Assessment for Miroir
Maglev is optimized for packet-rate load balancers where O(1) lookup at millions of lookups/second justifies the table complexity. Miroir's lookup rate is bounded by document ingestion and query rate — far below the threshold where O(N) HRW becomes a bottleneck. The added complexity (table rebuild on topology change, RF > 1 not supported natively) is not justified.
Comparison Matrix
| Property | Rendezvous (HRW) | Ring (Karger) | Jump Hash | Maglev |
|---|---|---|---|---|
| Lookup complexity | O(N) | O(log V) | O(ln N) | O(1) |
| Memory overhead | Minimal (node list only) | O(N × vnodes) | None | O(M) table |
| Load uniformity | Optimal | Good (tunable) | Near-perfect | Good |
| Node add disruption | Optimal (1/N+1) | Optimal | Optimal | Near-optimal |
| Node remove disruption | Optimal (1/N) | Optimal | Not supported | Near-optimal |
| Arbitrary remove | Yes | Yes | No | Yes (after rebuild) |
| RF > 1 replicas | Native (top-K sort) | Native (ring walk) | No | No |
| Implementation complexity | Very low | Medium | Very low | High |
| Topology change cost | O(1) (no data structure) | O(vnodes) sort insert/delete | N/A | O(M × N) rebuild |
Recommendation for Miroir
Use Rendezvous Hashing (HRW) with xxHash (twox-hash or xxHash3).
Rationale:
-
RF support is native: Sorting all nodes by
hash(key ‖ node_id)and taking the top RF is the canonical HRW extension. No additional mechanism needed. Miroir's primary requirement is RF ≥ 1 replica placement, and HRW provides this with zero extra complexity. -
Arbitrary topology changes: Both node addition and arbitrary node removal are handled with optimal disruption. This is essential for a Kubernetes-hosted system where any node can be evicted.
-
Correctness is trivial: The algorithm has no data structures to corrupt or keep in sync across Miroir instances. Two Miroir orchestrators with the same list of node IDs will always agree on document placement.
-
Scale is not a concern: For N ≤ 100 nodes, O(N) per key lookup is ≤ 100 hash operations. At a write throughput of 10,000 docs/sec, that is 1M hash operations/sec — trivially fast on modern hardware.
-
Precedent: Quickwit uses rendezvous hashing for split-to-searcher assignment. Meilisearch Enterprise uses rendezvous hashing with twox-hash for document sharding. Both are directly analogous to Miroir's problem.
Implementation Notes
- Use a stable, fast non-cryptographic hash:
xxhash3(64-bit) orSipHash-1-3. - Node identifier: use a stable string (e.g.,
"host:port"or a UUID assigned at cluster join) — never use an ordinal index, which would break on removal. - Hash input:
hash(primary_key || node_id)where||is concatenation or a length-prefixed encoding to avoid collisions (e.g.,hash(len(primary_key) as u16 + primary_key + node_id)). - RF = 1: primary assignment only.

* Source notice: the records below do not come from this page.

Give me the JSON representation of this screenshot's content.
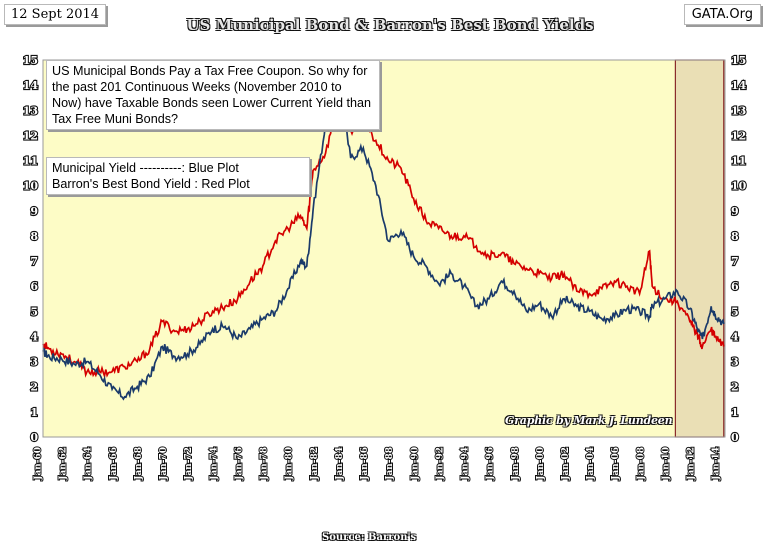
{
  "header": {
    "date": "12 Sept 2014",
    "site": "GATA.Org",
    "title": "US Municipal Bond & Barron's Best Bond Yields"
  },
  "annotations": {
    "note": "US Municipal Bonds  Pay a Tax Free Coupon. So why for the past 201  Continuous Weeks (November 2010 to Now) have Taxable Bonds seen Lower Current Yield than Tax Free Muni Bonds?",
    "legend_blue": "Municipal  Yield ----------: Blue Plot",
    "legend_red": "Barron's Best Bond  Yield : Red Plot",
    "credit": "Graphic by Mark J. Lundeen",
    "source": "Source: Barron's"
  },
  "colors": {
    "background": "#fdfcc6",
    "muni": "#1a3a6a",
    "barrons": "#d40000",
    "highlight": "#eadfb5",
    "highlight_border": "#8a2a2a"
  },
  "chart_data": {
    "type": "line",
    "title": "US Municipal Bond & Barron's Best Bond Yields",
    "xlabel": "Source: Barron's",
    "ylabel": "",
    "ylim": [
      0,
      15
    ],
    "yticks": [
      0,
      1,
      2,
      3,
      4,
      5,
      6,
      7,
      8,
      9,
      10,
      11,
      12,
      13,
      14,
      15
    ],
    "xlim": [
      1960.5,
      2014.8
    ],
    "x_tick_labels": [
      "Jan-60",
      "Jan-62",
      "Jan-64",
      "Jan-66",
      "Jan-68",
      "Jan-70",
      "Jan-72",
      "Jan-74",
      "Jan-76",
      "Jan-78",
      "Jan-80",
      "Jan-82",
      "Jan-84",
      "Jan-86",
      "Jan-88",
      "Jan-90",
      "Jan-92",
      "Jan-94",
      "Jan-96",
      "Jan-98",
      "Jan-00",
      "Jan-02",
      "Jan-04",
      "Jan-06",
      "Jan-08",
      "Jan-10",
      "Jan-12",
      "Jan-14"
    ],
    "x_tick_years": [
      1960,
      1962,
      1964,
      1966,
      1968,
      1970,
      1972,
      1974,
      1976,
      1978,
      1980,
      1982,
      1984,
      1986,
      1988,
      1990,
      1992,
      1994,
      1996,
      1998,
      2000,
      2002,
      2004,
      2006,
      2008,
      2010,
      2012,
      2014
    ],
    "highlight_period": [
      2010.85,
      2014.7
    ],
    "grid": false,
    "legend": "top-left",
    "series": [
      {
        "name": "Municipal Yield",
        "color": "#1a3a6a",
        "x": [
          1960.5,
          1961,
          1962,
          1963,
          1964,
          1965,
          1966,
          1967,
          1968,
          1969,
          1970,
          1971,
          1972,
          1973,
          1974,
          1975,
          1976,
          1977,
          1978,
          1979,
          1980,
          1981,
          1981.5,
          1982,
          1983,
          1984,
          1985,
          1986,
          1987,
          1988,
          1989,
          1990,
          1991,
          1992,
          1993,
          1994,
          1995,
          1996,
          1997,
          1998,
          1999,
          2000,
          2001,
          2002,
          2003,
          2004,
          2005,
          2006,
          2007,
          2008,
          2008.8,
          2009,
          2010,
          2011,
          2012,
          2012.6,
          2013,
          2013.7,
          2014,
          2014.7
        ],
        "values": [
          3.4,
          3.2,
          3.1,
          2.9,
          3.0,
          2.5,
          1.9,
          1.6,
          2.0,
          2.4,
          3.6,
          3.2,
          3.3,
          3.7,
          4.3,
          4.4,
          3.9,
          4.3,
          4.7,
          5.0,
          5.9,
          7.0,
          6.8,
          9.0,
          12.5,
          14.1,
          11.1,
          11.5,
          10.0,
          7.8,
          8.2,
          7.2,
          6.8,
          6.1,
          6.5,
          6.0,
          5.2,
          5.5,
          6.2,
          5.8,
          5.0,
          5.3,
          4.8,
          5.5,
          5.2,
          5.0,
          4.7,
          4.8,
          5.1,
          5.0,
          4.8,
          5.2,
          5.5,
          5.8,
          5.1,
          4.3,
          3.9,
          5.2,
          4.9,
          4.5
        ]
      },
      {
        "name": "Barron's Best Bond Yield",
        "color": "#d40000",
        "x": [
          1960.5,
          1961,
          1962,
          1963,
          1964,
          1965,
          1966,
          1967,
          1968,
          1969,
          1970,
          1971,
          1972,
          1973,
          1974,
          1975,
          1976,
          1977,
          1978,
          1979,
          1980,
          1981,
          1981.5,
          1982,
          1983,
          1984,
          1985,
          1986,
          1987,
          1988,
          1989,
          1990,
          1991,
          1992,
          1993,
          1994,
          1995,
          1996,
          1997,
          1998,
          1999,
          2000,
          2001,
          2002,
          2003,
          2004,
          2005,
          2006,
          2007,
          2008,
          2008.8,
          2009,
          2010,
          2011,
          2012,
          2012.6,
          2013,
          2013.7,
          2014,
          2014.7
        ],
        "values": [
          3.7,
          3.5,
          3.3,
          3.0,
          2.6,
          2.6,
          2.6,
          2.8,
          3.0,
          3.5,
          4.6,
          4.2,
          4.3,
          4.6,
          5.0,
          5.2,
          5.5,
          6.2,
          6.8,
          7.8,
          8.3,
          8.8,
          8.3,
          10.6,
          11.3,
          13.3,
          12.2,
          12.6,
          11.8,
          11.0,
          10.7,
          9.5,
          8.6,
          8.3,
          8.0,
          8.0,
          7.6,
          7.2,
          7.3,
          6.9,
          6.7,
          6.5,
          6.3,
          6.5,
          5.8,
          5.7,
          5.9,
          6.2,
          6.0,
          5.7,
          7.4,
          6.0,
          5.5,
          5.4,
          4.6,
          4.1,
          3.6,
          4.3,
          4.0,
          3.6
        ]
      }
    ]
  }
}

- RF = 2: top 2 nodes → primary + 1 replica.
- RF = 3: top 3 nodes. For writes, fan out to all RF nodes; acknowledge when RF_write (configurable quorum, typically ceil(RF/2)+1) have confirmed.
- On topology change: recompute top-RF for each key in the rebalance plan. Keys where the new primary differs must be re-indexed to the new primary node. Keys where a replica position changes must be re-indexed to the new replica.
Rebalance Scope Calculation
When adding node n_new:
affected_keys = {k : hash(k, n_new) > hash(k, current_primary(k))}
These keys must be migrated to n_new as their new primary. Expected size: |corpus| / (N+1).
When removing node n_fail:
affected_keys = {k : n_fail in top_RF(k, current_nodes)}
These keys must be re-indexed from their surviving replicas to the new node that fills the RF position. Expected size: |corpus| × RF / N.